Moreover, a systematic review of research on sesame seeds’ effects on blood pressure found that five out of seven clinical studies observed significant improvements in blood pressure.
Still, the researchers noted that studies with stronger methodology were needed to confirm these initial findings.
May have anticancer properties
Over the past few years, sesame seeds have been investigated for their anticancer properties.
Two of the compounds in black sesame seeds — sesamol and sesamin — are believed to contribute to their anticancer properties.
Sesamol has demonstrated its anticancer properties in multiple animal and test-tube studies.
These studies have observed the compound’s ability to combat oxidative stress and regulate various stages of cell lifecycle and signaling pathways — each of which plays a role in the development of cancer.
Sesamin plays a similar role in cancer prevention. The compound also appears to promote the destruction of cancer cells through apoptosis (programmed cellular death) and autophagy (the removal of damaged cells).
Human studies, as well as studies conducted with whole black sesame seeds rather than sesame seed concentrates, are still lacking. Therefore, it’s currently unclear how eating black sesame seeds affects cancer risk.
May promote healthy hair and skin
Sesame seed oils are often included in hair and skin products, such as soap, shampoo, and moisturizer. Therefore, you may wonder whether eating black sesame seeds is also good for hair and skin health.
While few studies have directly examined how eating black sesame seeds affects hair and skin, the seeds contain many nutrients known to encourage healthy hair and skin.
Some of these include:
- fatty acids
Other studies have investigated the topical application of sesame oil.
For example, a 2011 study found that sesame oil could block up to 30% of harmful ultraviolet (UV) light rays. UV light not only causes sunburns but also can lead to wrinkles, early aging of the skin, and even cancer.
Another more recent study in 40 people being treated in the emergency room for trauma to their extremities found that massaging the injured extremities with sesame seed oil significantly reduced pain.
However, neither of these studies used oil made from black sesame seeds specifically.
Black sesame seeds can be purchased online or at most grocery stores.
The seeds are incredibly versatile when it comes to their culinary uses. They can easily be sprinkled onto salads, vegetables, and noodle and rice dishes. The seeds can even be used in baked goods or as a crunchy coating for fish.
Black sesame seeds can easily be processed into a milk or tahini paste, and black sesame seed oil can be used just as any other oil would be.

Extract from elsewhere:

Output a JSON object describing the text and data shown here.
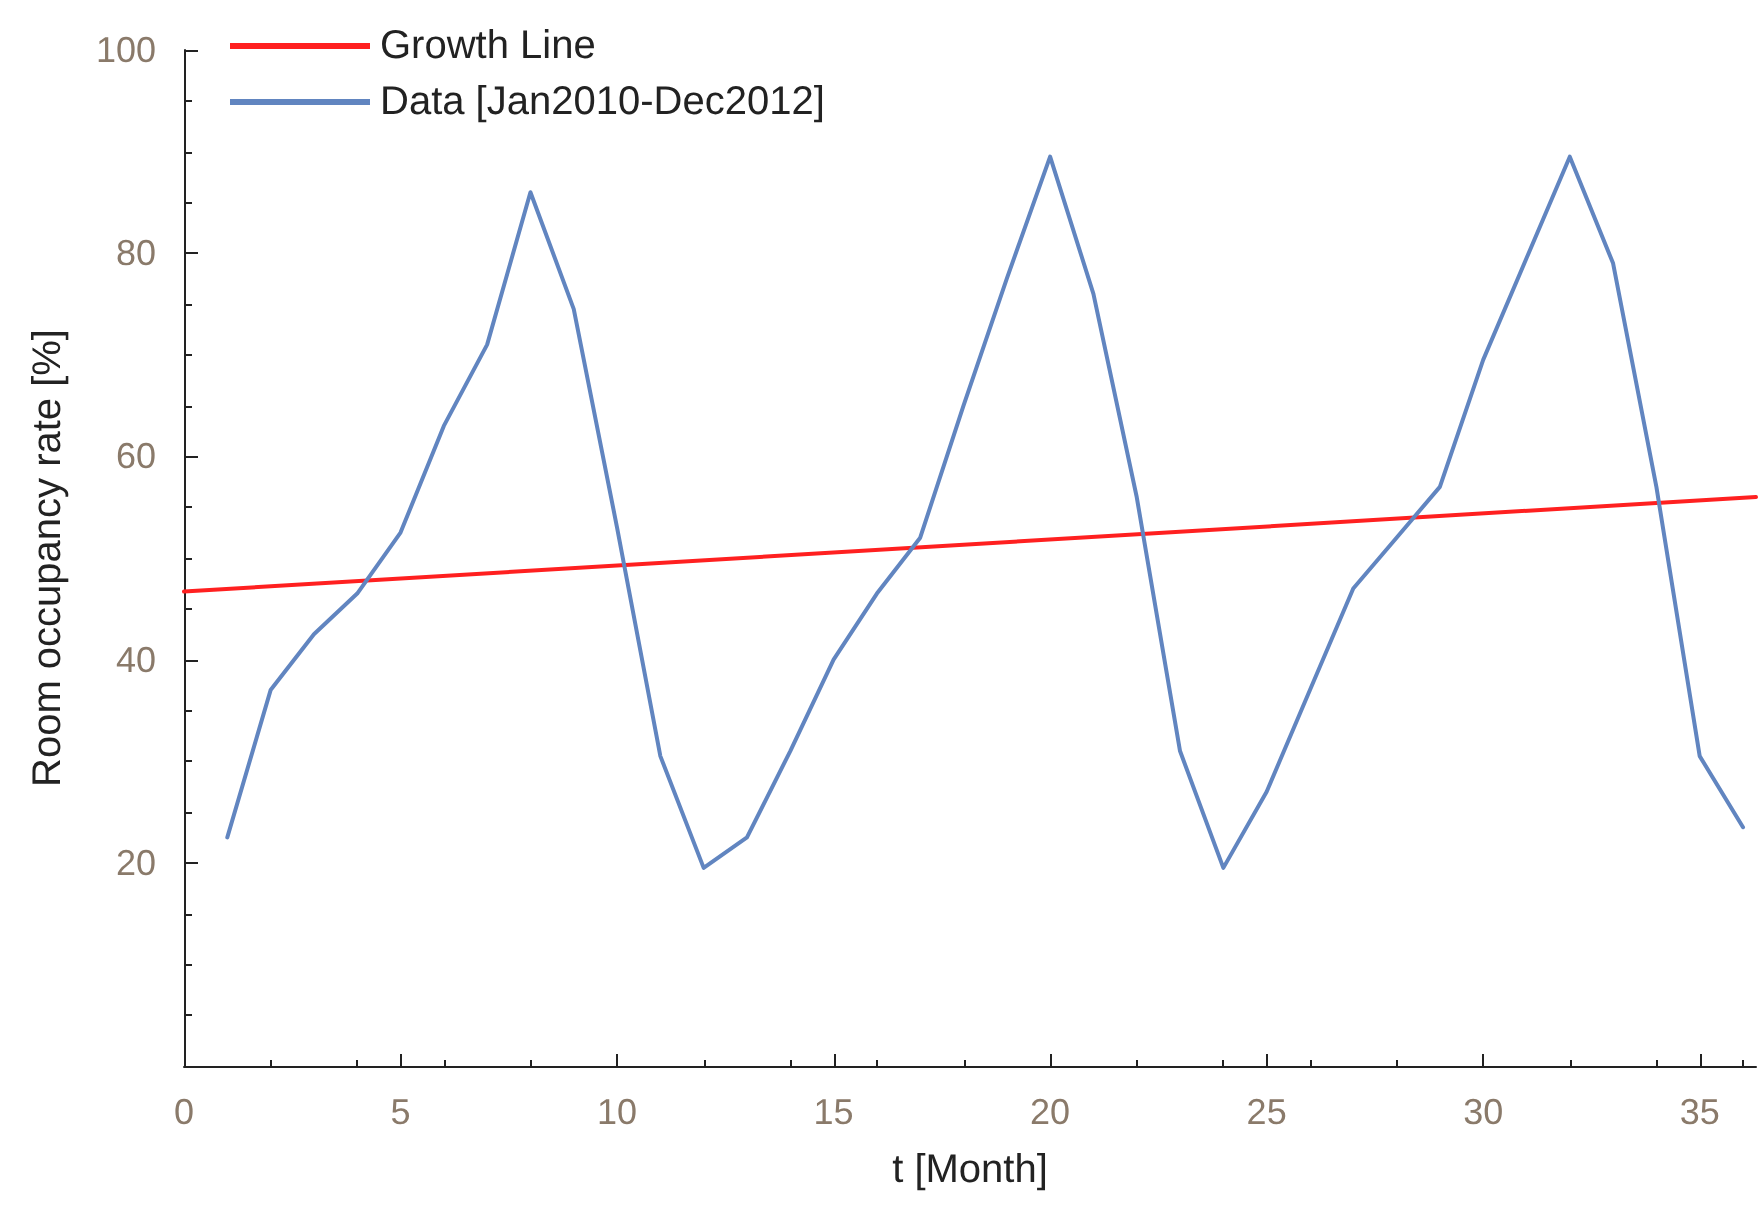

Black sesame seed extract can also be purchased as an oil or supplement in capsule form. There are currently no recommendations regarding how much black sesame seed extract to take, so it’s best to check with your healthcare provider before taking these supplements.
Although black sesame seeds are generally considered safe for most people, some may experience an allergic reaction. Therefore, it’s best to use caution if it’s your first time cooking with black sesame seeds.
Black sesame is a nutrient-rich oilseed that has been cultivated from the Sesamum indicum plant for thousands of years.
Some evidence supports the use of black sesame seeds to improve blood pressure and decrease oxidation in the body.
However, more research is needed to better understand the quantity and form of black sesame that’s needed to generate these effects.
Still, black sesame seeds are safe for most people without sesame allergies, and they make a delicious addition to many meals.